A sudden drop in end-tidal CO2 during cardiac arrest, for example, reflects the loss of blood flow carrying CO2 to the lungs. Conversely, during CPR, a sustained rise in end-tidal CO2 can signal that the heart has resumed pumping on its own. Research has shown that when CO2 stays steady or climbs during a pause in chest compressions, it reliably indicates a return of spontaneous circulation, while a drop of around 11% during a pause suggests the heart has not restarted.
This three-link chain (metabolism, perfusion, ventilation) is why capnography provides so much clinical information from a single, noninvasive measurement.
What Abnormal Shapes Mean
Because the waveform’s shape depends on how evenly air empties from the lungs, changes in that shape reveal specific problems. The most recognizable abnormal pattern is the “shark fin” waveform, where the normally steep Phase II upstroke becomes slanted and the Phase III plateau tilts upward rather than staying flat. This pattern appears in conditions like asthma and COPD, where narrowed airways cause different regions of the lung to empty at different rates. The result is an uneven, drawn-out release of CO2 rather than the quick, uniform exhalation seen in healthy lungs.
Research in mechanically ventilated patients with acute bronchospasm has shown that the steepness of the Phase III slope tracks closely with the degree of airway narrowing. As treatment takes effect, the slope flattens before end-tidal CO2 values themselves change, making the waveform shape an early indicator of improvement. The angle between Phase II and Phase III (sometimes called the alpha angle) also widens with obstruction and narrows as airways open up.
The relationship between waveform shape and lung function goes deeper than airway narrowing. Studies in acute lung injury models found a strong correlation (0.85 on a 0-to-1 scale) between the Phase III slope and the degree of mismatch between ventilation and blood flow within the lungs. In practical terms, a steeper slope means some parts of the lung are getting air but not enough blood, or vice versa.
How the Sensor Captures CO2
Capnography devices measure CO2 using infrared light. CO2 molecules absorb infrared radiation at a specific wavelength, so the sensor shines infrared light through a sample of airway gas and measures how much is absorbed. The two main designs differ in where this measurement happens.
Mainstream sensors sit directly in the breathing circuit, close to the patient’s airway. They analyze gas in real time with no transport delay, producing a highly accurate waveform. The tradeoff is that the sensor adds a small amount of weight and dead space to the airway tubing.

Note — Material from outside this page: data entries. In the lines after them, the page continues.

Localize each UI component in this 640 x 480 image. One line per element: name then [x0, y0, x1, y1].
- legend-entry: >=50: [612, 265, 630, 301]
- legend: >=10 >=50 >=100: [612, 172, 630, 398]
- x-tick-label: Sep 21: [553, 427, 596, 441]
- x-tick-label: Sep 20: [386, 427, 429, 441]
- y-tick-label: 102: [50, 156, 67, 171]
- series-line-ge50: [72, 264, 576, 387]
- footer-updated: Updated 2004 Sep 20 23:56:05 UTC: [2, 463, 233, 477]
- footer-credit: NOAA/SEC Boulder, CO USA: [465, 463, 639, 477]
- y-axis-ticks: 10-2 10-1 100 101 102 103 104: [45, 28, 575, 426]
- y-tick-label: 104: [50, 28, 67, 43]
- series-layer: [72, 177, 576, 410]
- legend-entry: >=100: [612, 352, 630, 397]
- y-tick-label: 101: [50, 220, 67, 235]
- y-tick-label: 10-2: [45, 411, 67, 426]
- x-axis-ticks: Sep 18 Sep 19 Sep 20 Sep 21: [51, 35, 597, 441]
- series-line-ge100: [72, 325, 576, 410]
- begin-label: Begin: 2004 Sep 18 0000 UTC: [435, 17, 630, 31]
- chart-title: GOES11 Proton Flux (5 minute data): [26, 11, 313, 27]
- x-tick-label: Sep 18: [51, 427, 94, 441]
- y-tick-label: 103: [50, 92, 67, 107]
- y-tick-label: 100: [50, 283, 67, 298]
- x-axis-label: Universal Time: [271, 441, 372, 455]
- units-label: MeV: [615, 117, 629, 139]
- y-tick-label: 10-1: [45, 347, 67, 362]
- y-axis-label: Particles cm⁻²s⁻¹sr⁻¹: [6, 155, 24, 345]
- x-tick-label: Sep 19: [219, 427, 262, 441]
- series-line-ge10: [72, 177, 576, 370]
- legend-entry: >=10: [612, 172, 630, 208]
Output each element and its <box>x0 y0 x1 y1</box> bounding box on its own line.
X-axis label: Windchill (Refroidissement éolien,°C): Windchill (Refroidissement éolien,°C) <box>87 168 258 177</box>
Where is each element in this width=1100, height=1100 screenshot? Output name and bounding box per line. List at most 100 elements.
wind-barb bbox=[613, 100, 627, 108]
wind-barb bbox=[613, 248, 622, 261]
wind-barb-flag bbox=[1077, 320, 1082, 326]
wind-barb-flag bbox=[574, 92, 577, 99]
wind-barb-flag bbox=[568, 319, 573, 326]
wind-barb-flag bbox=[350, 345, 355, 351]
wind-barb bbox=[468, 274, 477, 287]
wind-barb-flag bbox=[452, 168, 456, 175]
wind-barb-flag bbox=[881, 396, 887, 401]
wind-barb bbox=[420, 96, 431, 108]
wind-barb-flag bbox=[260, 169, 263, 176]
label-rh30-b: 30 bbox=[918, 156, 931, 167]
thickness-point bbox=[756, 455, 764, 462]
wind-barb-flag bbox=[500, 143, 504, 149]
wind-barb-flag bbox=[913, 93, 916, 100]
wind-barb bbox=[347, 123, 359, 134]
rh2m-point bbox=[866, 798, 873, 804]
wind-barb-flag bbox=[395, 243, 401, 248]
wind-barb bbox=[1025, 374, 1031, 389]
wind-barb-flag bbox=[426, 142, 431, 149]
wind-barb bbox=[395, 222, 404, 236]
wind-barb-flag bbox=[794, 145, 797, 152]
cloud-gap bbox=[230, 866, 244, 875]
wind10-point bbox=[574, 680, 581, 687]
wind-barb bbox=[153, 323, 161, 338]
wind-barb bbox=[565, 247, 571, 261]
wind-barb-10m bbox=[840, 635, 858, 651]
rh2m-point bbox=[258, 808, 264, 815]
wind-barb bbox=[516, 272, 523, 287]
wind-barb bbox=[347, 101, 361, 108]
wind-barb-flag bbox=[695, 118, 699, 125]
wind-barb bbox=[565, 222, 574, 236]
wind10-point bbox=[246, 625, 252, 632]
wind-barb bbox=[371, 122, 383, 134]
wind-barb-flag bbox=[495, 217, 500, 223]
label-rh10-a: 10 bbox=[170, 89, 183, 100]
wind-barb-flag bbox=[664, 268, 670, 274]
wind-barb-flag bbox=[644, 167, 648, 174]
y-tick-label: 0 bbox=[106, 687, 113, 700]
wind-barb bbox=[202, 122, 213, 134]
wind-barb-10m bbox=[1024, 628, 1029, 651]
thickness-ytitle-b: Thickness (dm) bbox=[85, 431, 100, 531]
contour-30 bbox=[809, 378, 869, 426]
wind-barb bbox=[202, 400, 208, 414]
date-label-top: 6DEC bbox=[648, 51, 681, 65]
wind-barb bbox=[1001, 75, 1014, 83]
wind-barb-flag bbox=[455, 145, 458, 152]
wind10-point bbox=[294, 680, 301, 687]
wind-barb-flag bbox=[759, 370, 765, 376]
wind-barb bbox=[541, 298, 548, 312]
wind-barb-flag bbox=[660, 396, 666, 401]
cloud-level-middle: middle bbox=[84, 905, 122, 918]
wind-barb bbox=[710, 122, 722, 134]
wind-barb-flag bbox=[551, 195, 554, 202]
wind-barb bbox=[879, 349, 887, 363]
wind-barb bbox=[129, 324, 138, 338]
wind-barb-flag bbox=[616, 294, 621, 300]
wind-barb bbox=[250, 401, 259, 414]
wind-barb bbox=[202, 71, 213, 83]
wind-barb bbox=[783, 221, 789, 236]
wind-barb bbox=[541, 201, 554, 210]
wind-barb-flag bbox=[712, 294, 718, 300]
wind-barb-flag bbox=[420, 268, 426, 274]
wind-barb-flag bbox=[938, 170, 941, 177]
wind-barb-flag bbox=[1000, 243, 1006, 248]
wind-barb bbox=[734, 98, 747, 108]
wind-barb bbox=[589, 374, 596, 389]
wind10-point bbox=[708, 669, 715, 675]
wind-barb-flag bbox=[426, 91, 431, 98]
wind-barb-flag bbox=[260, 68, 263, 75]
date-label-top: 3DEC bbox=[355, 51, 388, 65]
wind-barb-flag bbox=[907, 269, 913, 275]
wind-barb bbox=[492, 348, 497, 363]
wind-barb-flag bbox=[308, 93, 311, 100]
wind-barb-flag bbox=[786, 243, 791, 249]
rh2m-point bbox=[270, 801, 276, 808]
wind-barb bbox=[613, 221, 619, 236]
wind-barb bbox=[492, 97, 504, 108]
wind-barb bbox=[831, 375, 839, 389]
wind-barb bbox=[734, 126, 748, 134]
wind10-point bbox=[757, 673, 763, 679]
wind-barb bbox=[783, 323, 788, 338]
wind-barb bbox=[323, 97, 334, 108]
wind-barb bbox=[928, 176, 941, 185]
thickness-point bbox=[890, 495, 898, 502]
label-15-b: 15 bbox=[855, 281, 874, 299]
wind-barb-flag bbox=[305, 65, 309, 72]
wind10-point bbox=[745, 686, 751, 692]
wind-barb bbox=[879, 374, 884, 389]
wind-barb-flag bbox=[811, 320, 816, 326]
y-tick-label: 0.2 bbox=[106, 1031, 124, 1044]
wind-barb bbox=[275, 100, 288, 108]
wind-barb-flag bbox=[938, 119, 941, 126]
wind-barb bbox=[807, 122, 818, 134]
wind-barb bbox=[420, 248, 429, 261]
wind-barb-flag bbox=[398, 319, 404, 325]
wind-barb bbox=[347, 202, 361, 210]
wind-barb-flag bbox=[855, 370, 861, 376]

Sidestream sensors pull a small, continuous sample of gas through thin tubing to a sensor located in the monitor. This keeps the airway lighter and allows capnography in patients who aren’t on a ventilator (using nasal cannulas, for instance). The tradeoff is a slight delay in readings as gas travels through the tubing, and somewhat more variability in measurements due to mixing of sampled gas with fresh airflow.
Why It Matters in Practice
The most universal application of capnography waveform reading is confirming that a breathing tube is correctly placed in the trachea rather than the esophagus. A normal, repeating waveform with CO2 in the expected range confirms the tube is in the airway. The 2025 American Heart Association guidelines recommend waveform capnography or capnometry for confirming correct airway placement during resuscitation.
Beyond tube placement, the waveform provides a continuous, breath-by-breath window into how well a patient is ventilating. A rising end-tidal CO2 trend suggests the patient isn’t breathing off enough CO2, while a falling trend may indicate hyperventilation or declining cardiac output. Because the waveform reflects metabolism, circulation, and ventilation simultaneously, a single glance can prompt clinicians to investigate the right system rather than guessing.